Isle Ornsay, Skye, 17 May 1883 - Kenneth Macdonald

KENNETH MACDONALD, Crofter, Stonefield (58)—examined.

5561. The Chairman.
—Have you been freely elected a delegate by the people of Stonefield ?
—Yes. Our statement is : ' There are at present fourteen families here, where at one time there were but five. This was about seventy years ago. The size of the lots run from about three to four acres, and the rents run between £1 , 10s. and £5, 5s. Three of the lots are subdivided, and in two cases one tenant holds several lots. It is a complaint that they are still charged interest on public money, borrowed about thirty years ago for drains. It is complained that the rents have been raised on lands which they themselves reclaimed from mossy bogs; also that, whereas they consider there ought to be a right to cut ware attached to the township, they have to go a distance for it, and pay from 7s. to 10s. each for it. It was proposed and agreed to that Kenneth Macdonald, Donald M innes, and Angus Macpherson be appointed from Stonefield.'

5565. Have you any further statement to make ?
—I have to say that in the crofts which are divided into two halves, the occupants of each half have such a small stock, the half lot only keeps one cow and a three-year-old; and should it happen that one of these beasts -would get into a quagmire or be lost otherwise, we would then be as good as without stock. Now, if a man had a place on which he could keep four or five cows, if he lost one of these he would not feel it. The increase of the rest of his stock would be coming on, and he would soon be able to replace the lost one. Again, if he has a young family growing up, the one who has so little stock as I mention has to keep his children in clothing and shoes; he has to send them to school, and to pay the school fees regularly. Now it is not easy for him to feed them when he cannot get that feeding out of his own ground. He has not got ground that will yield crop, it is so weak. He must needs cultivate every bit of it each year —he cannot leave any of it out; and if he does not use all the corn that grows to him in feeding his stock they will die on him. Then in spring he will need to buy seed oats. If ho had as much land as would keep work to one man all the year without the necessity of leaving home, I would undertake that he would take out of that food for himself and his family, and have his stock as well —so that his stock would be strong and in good condition for the market. And it is the smallness of their holdings that has brought them to poverty entirely—where they are crowded together like sheep in a fank. I may say they are surrounded with iron shepherds, iron herds, and that they cannot move a foot. Now, what has left such a small proportion of land for the people, and plenty of land wasted in the country without an inhabitant ? It would be easy enough to take them out of these straitened circumstances with so much land to relieve them. About the drainage money, the people themselves were at fault. When the time had run during which the money was to have been paid, they should have spoken to the factor, and seen if that money was to be taken off them at the time. Perhaps, if they had spoken at that time, it might have been taken off, so they themselves were to blame.

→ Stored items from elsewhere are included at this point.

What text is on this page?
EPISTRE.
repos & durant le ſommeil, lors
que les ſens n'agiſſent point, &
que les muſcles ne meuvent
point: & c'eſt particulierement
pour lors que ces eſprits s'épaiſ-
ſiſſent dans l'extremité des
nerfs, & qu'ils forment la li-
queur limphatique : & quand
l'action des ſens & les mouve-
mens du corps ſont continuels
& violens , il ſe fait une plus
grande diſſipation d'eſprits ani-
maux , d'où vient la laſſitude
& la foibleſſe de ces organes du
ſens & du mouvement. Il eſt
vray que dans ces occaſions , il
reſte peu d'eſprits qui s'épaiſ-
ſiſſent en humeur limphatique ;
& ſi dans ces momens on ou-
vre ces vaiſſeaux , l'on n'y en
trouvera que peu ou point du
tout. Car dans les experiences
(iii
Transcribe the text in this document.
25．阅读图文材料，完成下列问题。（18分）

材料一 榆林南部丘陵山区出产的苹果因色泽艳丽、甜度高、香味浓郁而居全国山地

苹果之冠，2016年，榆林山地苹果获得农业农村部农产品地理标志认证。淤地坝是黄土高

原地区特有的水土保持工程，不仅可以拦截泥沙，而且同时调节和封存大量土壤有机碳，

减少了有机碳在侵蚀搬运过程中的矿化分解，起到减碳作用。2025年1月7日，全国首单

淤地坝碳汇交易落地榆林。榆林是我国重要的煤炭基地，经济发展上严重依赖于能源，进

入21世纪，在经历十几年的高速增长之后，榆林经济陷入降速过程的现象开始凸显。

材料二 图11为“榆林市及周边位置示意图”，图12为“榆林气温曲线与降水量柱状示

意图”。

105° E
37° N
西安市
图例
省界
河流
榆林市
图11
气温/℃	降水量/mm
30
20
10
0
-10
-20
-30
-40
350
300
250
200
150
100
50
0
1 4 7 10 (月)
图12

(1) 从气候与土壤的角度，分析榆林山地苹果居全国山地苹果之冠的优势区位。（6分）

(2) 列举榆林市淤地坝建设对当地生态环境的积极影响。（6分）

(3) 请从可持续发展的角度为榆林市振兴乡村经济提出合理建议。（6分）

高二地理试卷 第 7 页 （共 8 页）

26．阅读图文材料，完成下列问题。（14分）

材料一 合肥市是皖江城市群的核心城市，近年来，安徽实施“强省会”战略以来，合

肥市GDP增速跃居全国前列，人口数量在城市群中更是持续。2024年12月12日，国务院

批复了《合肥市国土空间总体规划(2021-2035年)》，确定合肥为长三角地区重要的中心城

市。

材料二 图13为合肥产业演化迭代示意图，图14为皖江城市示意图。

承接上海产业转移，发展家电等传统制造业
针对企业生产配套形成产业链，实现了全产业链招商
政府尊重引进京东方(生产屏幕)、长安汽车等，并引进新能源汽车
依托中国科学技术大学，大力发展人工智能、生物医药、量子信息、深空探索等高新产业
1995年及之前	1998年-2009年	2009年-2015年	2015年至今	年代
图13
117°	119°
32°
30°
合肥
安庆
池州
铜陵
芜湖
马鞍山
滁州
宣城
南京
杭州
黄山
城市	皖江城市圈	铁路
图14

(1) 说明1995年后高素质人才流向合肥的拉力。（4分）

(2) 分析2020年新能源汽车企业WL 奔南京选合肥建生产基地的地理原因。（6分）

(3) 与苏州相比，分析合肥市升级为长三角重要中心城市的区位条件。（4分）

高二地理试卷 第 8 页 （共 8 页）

5566. We have often heard the complaint made about the drainage money, and we have often heard it stated that the factor, when the money was first applied, engaged that at the end of the term the increase of rent should no longer be exacted. Was that promise made in any distinct form; was it made in writing or publicly ? Can you show it was really made ?
—I cannot say it was a written promise. None of that was made in my presence.

5567. Was the drainage then executed beneficial to the land?
—No doubt of that.

5568. Does the improvement still appear in the land at present ?
—Yes, the land is better to the present day.

5569. If the land has been permanently improved in this way, is it unjust that they should continue to pay a small advance of rent?
—-They are complaining that, perhaps, the rent is high enough as it is.

5570. What is the summing of the croft ?
—I have only half a croft, but the summing of a full croft is three cows and a two-year-old

5571. Any horses?
—Yes, a horse to each lot. I am keeping a horse, and buying pasture.

5572. Any sheep ?
—Twelve sheep. 5573. What was the rent, without the public burdens, for the whole croft ?
—About £5.

5574. Do you think £5 too large a rent, if the land keeps a full summing ?
—I am thinking if I had a full croft that I could pay it.

5575. But you have only half a croft ?

5576. Is it more diificult to pay half the rent on a half croft than the whole rent on a full croft ?
—No doubt because the increase of my stock will not be so much.

5577. Sir Kenneth Mackenzie.
—What rate of interest were you paying for the drainage money?
—One shilling in the pound.

5578. Did you expect that that rate of interest should come to an end in twenty years'?
—I am not sure, but I think that is the amount of interest they were paying. I made no terms about it. I had not this land at all when the expenditure for drains was made upon it.

5579. Then, as you took the place, you took it merely at a rent1?
—I took it at the rent at which it wns.